11. Apple Cider Vinegar
Though not a food, apple cider vinegar contains probiotics and enzymes that support digestion and gut health.
12. Whole Wheat Bread
Some whole wheat breads contain probiotics due to the fermentation process used in their preparation.
13. Milk Kefir
Similar to kefir but made from milk, milk kefir is a probiotic powerhouse that supports digestive health.
14. Miso
A traditional Japanese seasoning made from fermented soybeans, miso is rich in probiotics and adds a unique umami flavor to dishes.
15. Sourdough Bread
Made from naturally fermented dough, sourdough bread contains probiotics that can help improve digestion and gut health.
In India, the rich culinary heritage offers numerous probiotic and prebiotic foods that are both delicious and beneficial for gut health. Probiotics, such as dahi, buttermilk, idli, and dosa, introduce beneficial bacteria into the digestive system, aiding digestion and boosting immunity. Meanwhile, prebiotics, found in foods like garlic, onions, and whole grains, act as food for these beneficial bacteria, promoting their growth and activity.

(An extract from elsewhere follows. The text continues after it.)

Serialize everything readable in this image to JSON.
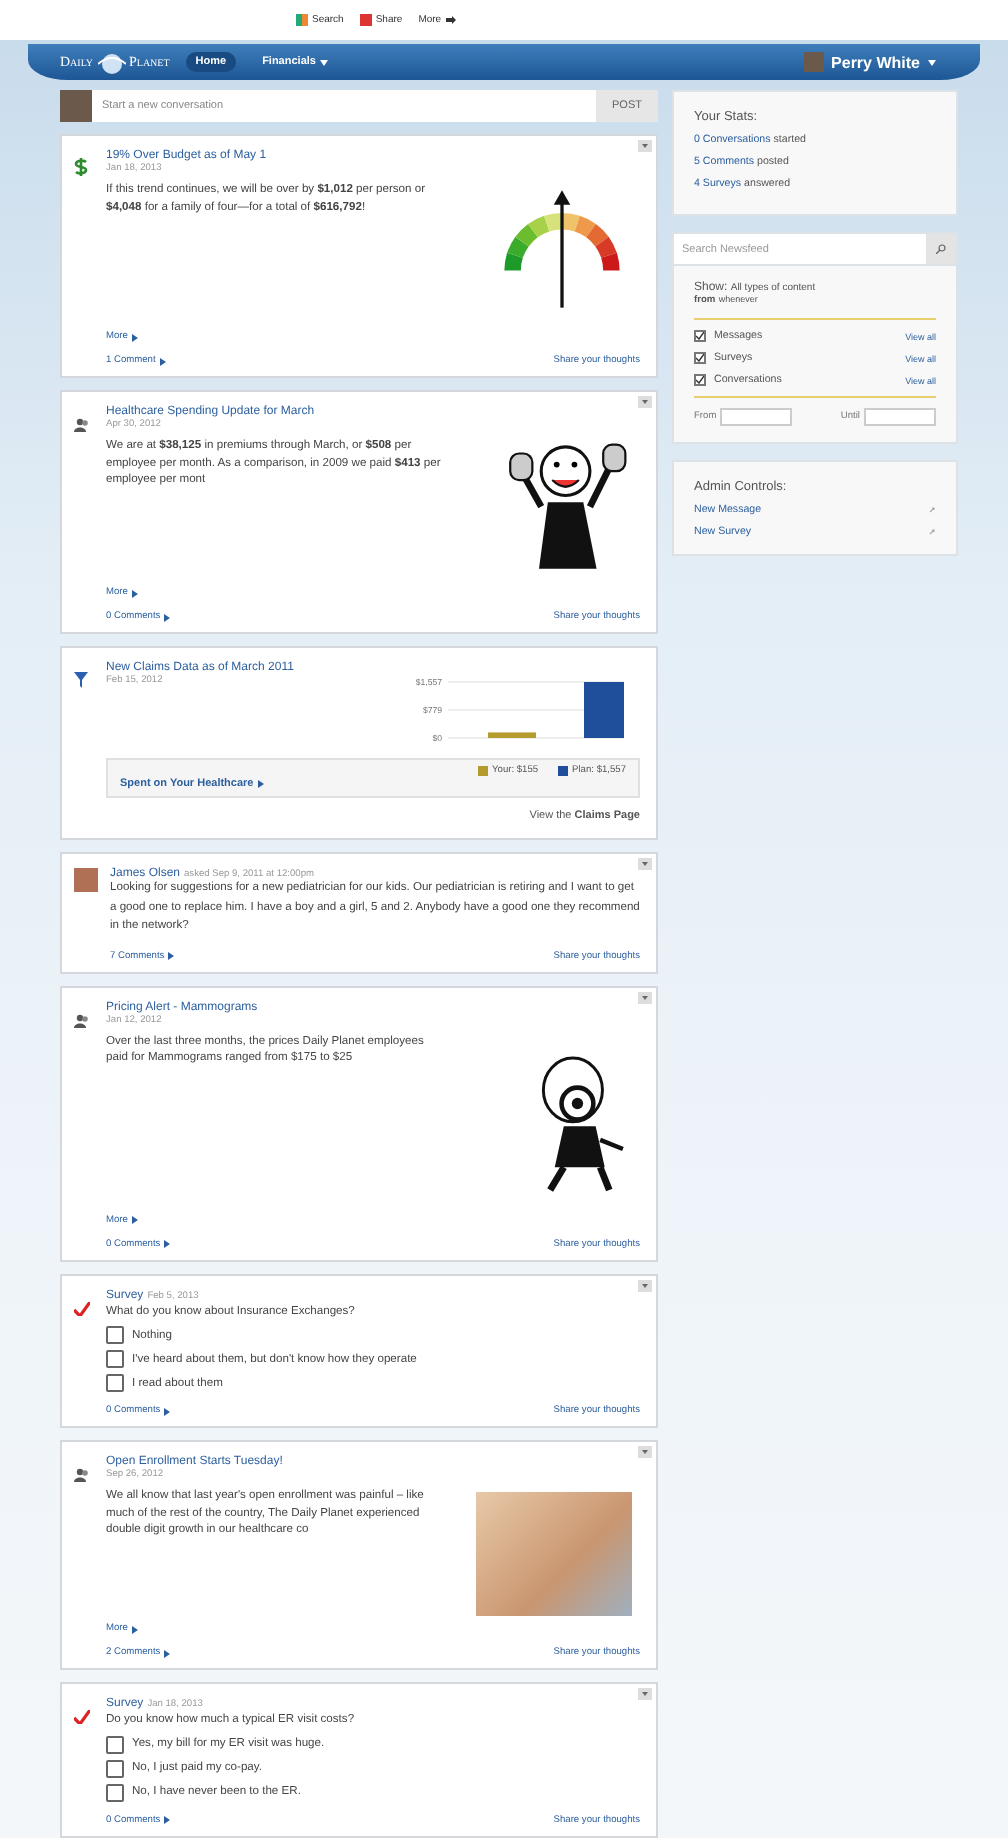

Combining these foods in your diet can create a perfect balance in your gut microbiome, leading to improved digestion, better nutrient absorption, and overall well-being. Whether it's through traditional dishes or incorporating newer options like kombucha and miso, there are a variety of opportunities to enjoy the health benefits of these gut-friendly foods. Embracing both prebiotics and probiotics can lead to a healthier, happier gut and contribute to overall vitality.
Health Probiotics Usefulness and Safety
Probiotics: mechanism of action, health benefits and their application in food industries
Prebiotics: Definition, Types, Sources, Mechanisms, and Clinical Applications
Yes, prebiotics and probiotics are functional foods, which means that they offer additional health benefits apart from nutrition. This is because they are also loaded with minerals, vitamins, and bioactive compounds.
There are several foods rich in probiotics which include yoghurt, buttermilk, kimchi, sauerkraut, kefir, tempeh, and more. Foods rich in prebiotics include onion, garlic, bananas, leeks, and whole grains among others.
Though it is uncommon to find foods containing both probiotics and prebiotics, combining the above items as part of your regular meal can help you get the best of the two. For instance, banana, kefir, garlic-roasted asparagus and yoghurt can ensure that you are getting a healthy gut combination.
There aren't strict rules on how often you should consume probiotic and prebiotic foods, but adding both to your daily diet can be beneficial. Your goal should be to balance probiotic and prebiotic foods intake to ensure that your gut stays healthy.
There are plenty of supplements in India that claim to offer similar benefits like the ones found naturally in probiotic and prebiotic foods. Though some can be helpful, it is important to seek health professional advice before taking any form of supplement.